After changing the boot parameter acpi_osi=Linux acpi_backlight=vendor and trying to manually change /sys/class/backlight/[vendor - in my case intel_backlight]/brightness, I realized that changing permission to this file from root to my user and restarting acpid service, this would allow me to use brightness keys flawlessly.

  • "changing permission to this file from root to my user" - this will get reset at next reboot.
    – TheEagle
    Jul 31, 2021 at 21:11
  • @TheEagle why? how to make it persistent? Dec 24, 2022 at 19:26

the below solutions works fine for me..

i am posting it as answer so that others might get help:

change the permission:

sudo chmod a+rw /sys/class/backlight/intel_backlight/brightness

now change brightness:

echo 400 > /sys/class/backlight/intel_backlight/brightness

in your case it would be: /sys/class/backlight/acpi_video0/brightness

  • 1
    Welcome to Super User! Please don't add "thanks" as answers.

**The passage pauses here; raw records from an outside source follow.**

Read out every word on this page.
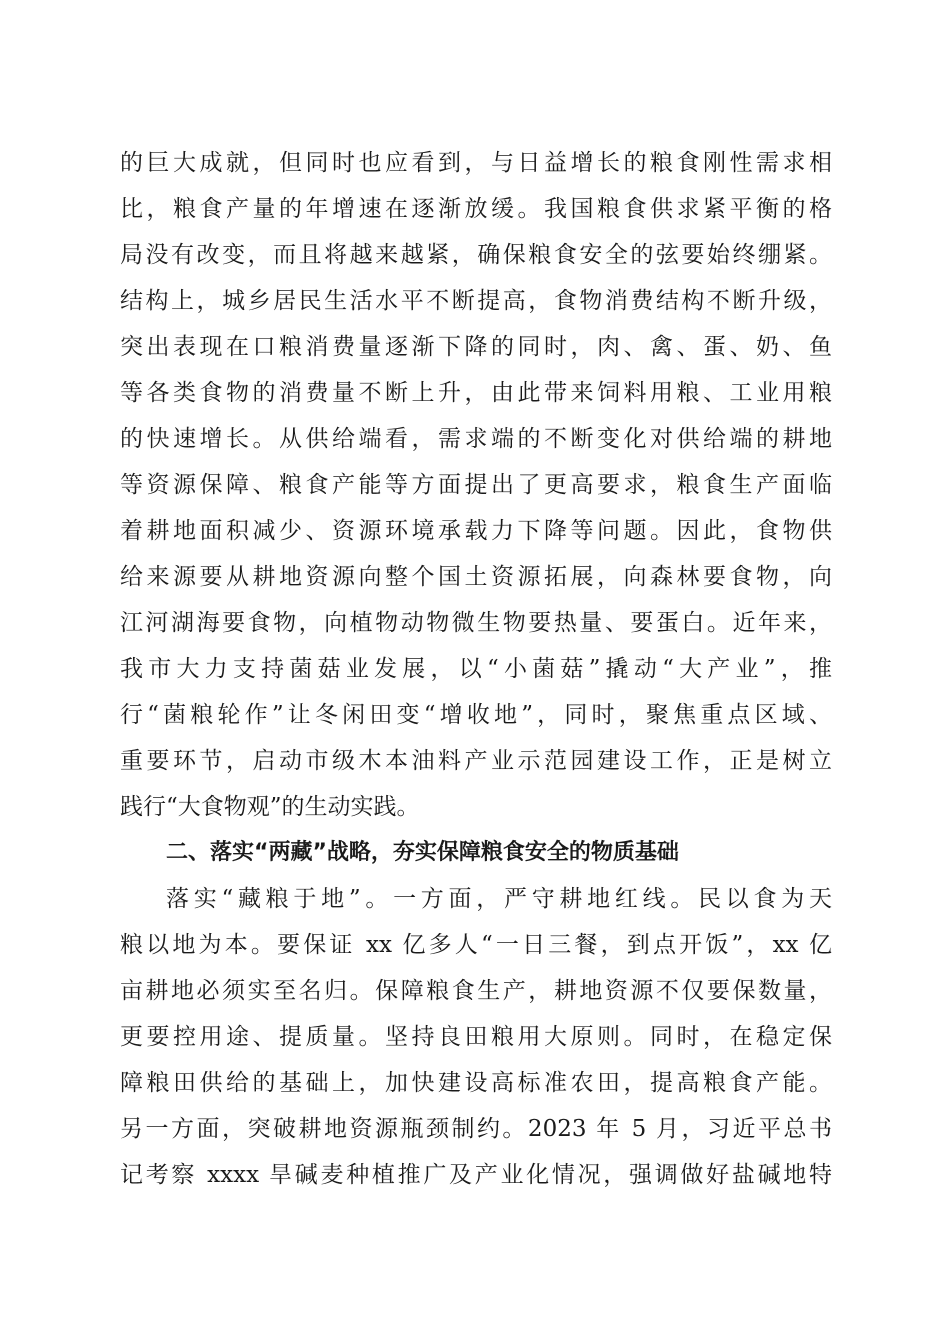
的巨大成就，但同时也应看到，与日益增长的粮食刚性需求相
比，粮食产量的年增速在逐渐放缓。我国粮食供求紧平衡的格
局没有改变，而且将越来越紧，确保粮食安全的弦要始终绷紧。
结构上，城乡居民生活水平不断提高，食物消费结构不断升级，
突出表现在口粮消费量逐渐下降的同时，肉、禽、蛋、奶、鱼
等各类食物的消费量不断上升，由此带来饲料用粮、工业用粮
的快速增长。从供给端看，需求端的不断变化对供给端的耕地
等资源保障、粮食产能等方面提出了更高要求，粮食生产面临
着耕地面积减少、资源环境承载力下降等问题。因此，食物供
给来源要从耕地资源向整个国土资源拓展，向森林要食物，向
江河湖海要食物，向植物动物微生物要热量、要蛋白。近年来，
我市大力支持菌菇业发展，以“小菌菇”撬动“大产业”，推
行“菌粮轮作”让冬闲田变“增收地”，同时，聚焦重点区域、
重要环节，启动市级木本油料产业示范园建设工作，正是树立
践行“大食物观”的生动实践。
二、落实“两藏”战略，夯实保障粮食安全的物质基础
落实“藏粮于地”。一方面，严守耕地红线。民以食为天
粮以地为本。要保证 xx 亿多人“一日三餐，到点开饭”，xx 亿
亩耕地必须实至名归。保障粮食生产，耕地资源不仅要保数量，
更要控用途、提质量。坚持良田粮用大原则。同时，在稳定保
障粮田供给的基础上，加快建设高标准农田，提高粮食产能。
另一方面，突破耕地资源瓶颈制约。2023 年 5 月，习近平总书
记考察 xxxx 旱碱麦种植推广及产业化情况，强调做好盐碱地特
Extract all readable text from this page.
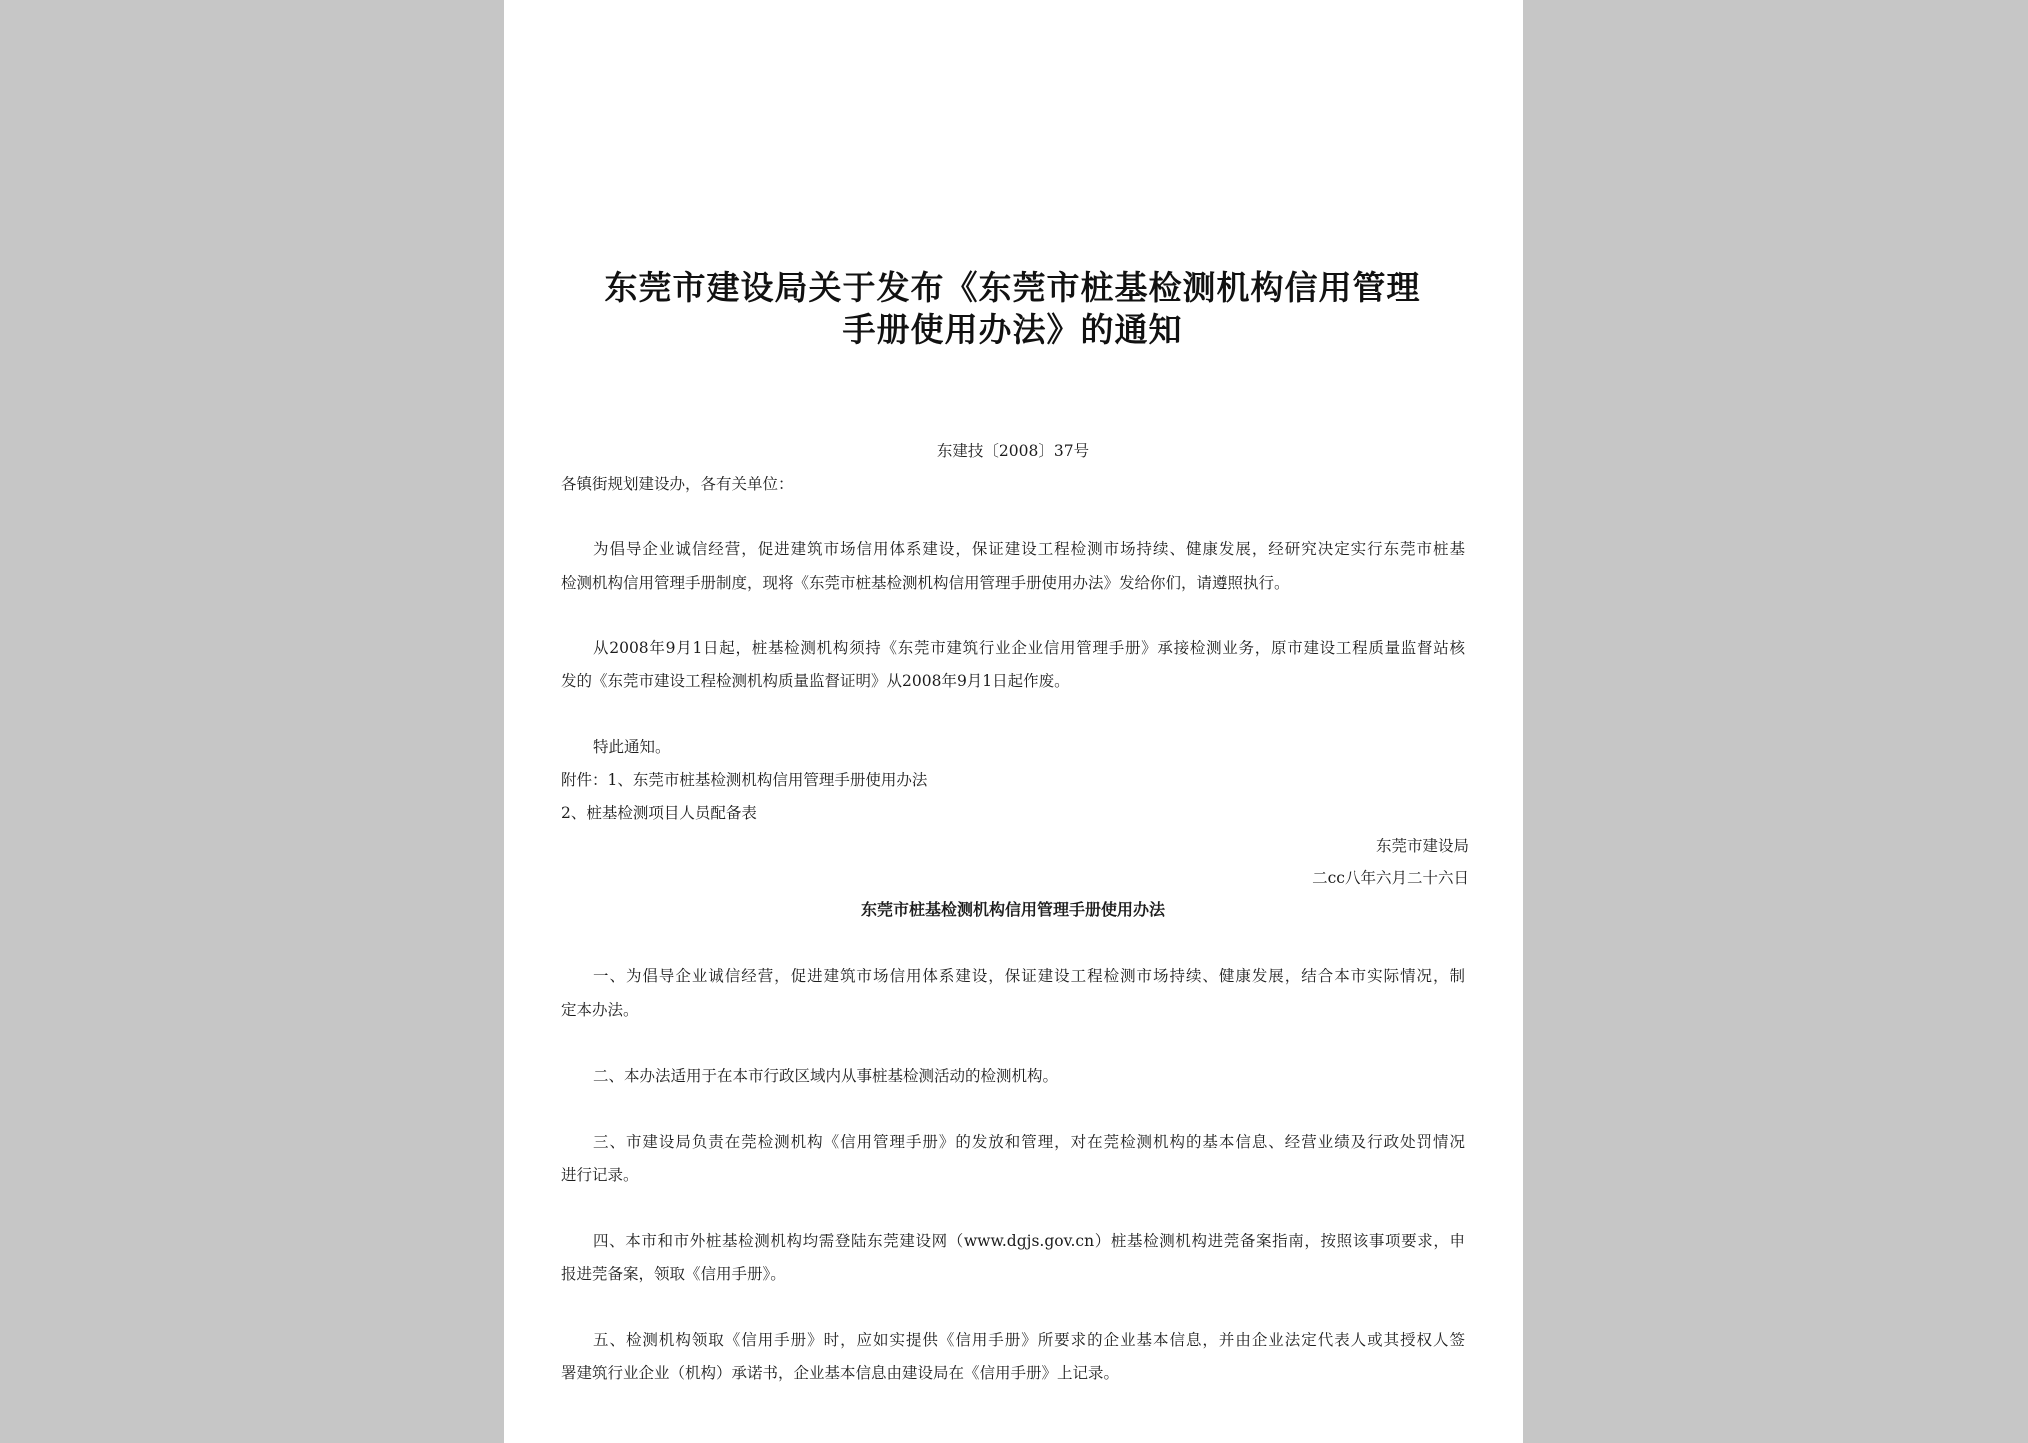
东莞市建设局关于发布《东莞市桩基检测机构信用管理
手册使用办法》的通知
东建技〔2008〕37号
各镇街规划建设办，各有关单位：
为倡导企业诚信经营，促进建筑市场信用体系建设，保证建设工程检测市场持续、健康发展，经研究决定实行东莞市桩基
检测机构信用管理手册制度，现将《东莞市桩基检测机构信用管理手册使用办法》发给你们，请遵照执行。
从2008年9月1日起，桩基检测机构须持《东莞市建筑行业企业信用管理手册》承接检测业务，原市建设工程质量监督站核
发的《东莞市建设工程检测机构质量监督证明》从2008年9月1日起作废。
特此通知。
附件：1、东莞市桩基检测机构信用管理手册使用办法
2、桩基检测项目人员配备表
东莞市建设局
二cc八年六月二十六日
东莞市桩基检测机构信用管理手册使用办法
一、为倡导企业诚信经营，促进建筑市场信用体系建设，保证建设工程检测市场持续、健康发展，结合本市实际情况，制
定本办法。
二、本办法适用于在本市行政区域内从事桩基检测活动的检测机构。
三、市建设局负责在莞检测机构《信用管理手册》的发放和管理，对在莞检测机构的基本信息、经营业绩及行政处罚情况
进行记录。
四、本市和市外桩基检测机构均需登陆东莞建设网（www.dgjs.gov.cn）桩基检测机构进莞备案指南，按照该事项要求，申
报进莞备案，领取《信用手册》。
五、检测机构领取《信用手册》时，应如实提供《信用手册》所要求的企业基本信息，并由企业法定代表人或其授权人签
署建筑行业企业（机构）承诺书，企业基本信息由建设局在《信用手册》上记录。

Invest some time in the site and you will gain sufficient privileges to upvote answers you like, which is the Super User way of saying thank you.
    – DavidPostill
    Jun 29, 2015 at 13:51
  • In addition you didn't really answer the question, which was "Why is that?"
    – DavidPostill
    Jun 29, 2015 at 13:52
  • thanks a lot.. for the information and really sorry.. just because of me.. you wasted your important time for guiding me..i will make sure this doesn't happen again Jun 29, 2015 at 15:49
  • It is not good practice to allow everyone to read and write a system config file like that.
    – lindhe
    Dec 18, 2015 at 15:15
  • I have some scenarios, where the screen starts functioning, yet the backlight value is still 0,
    – ransh
    Nov 26, 2016 at 21:22

The solution with tee is much better suited for scripting and such, but I found that simply editing the file with for example vim run using sudo works as well and is easier for me when I'm just doing it manually.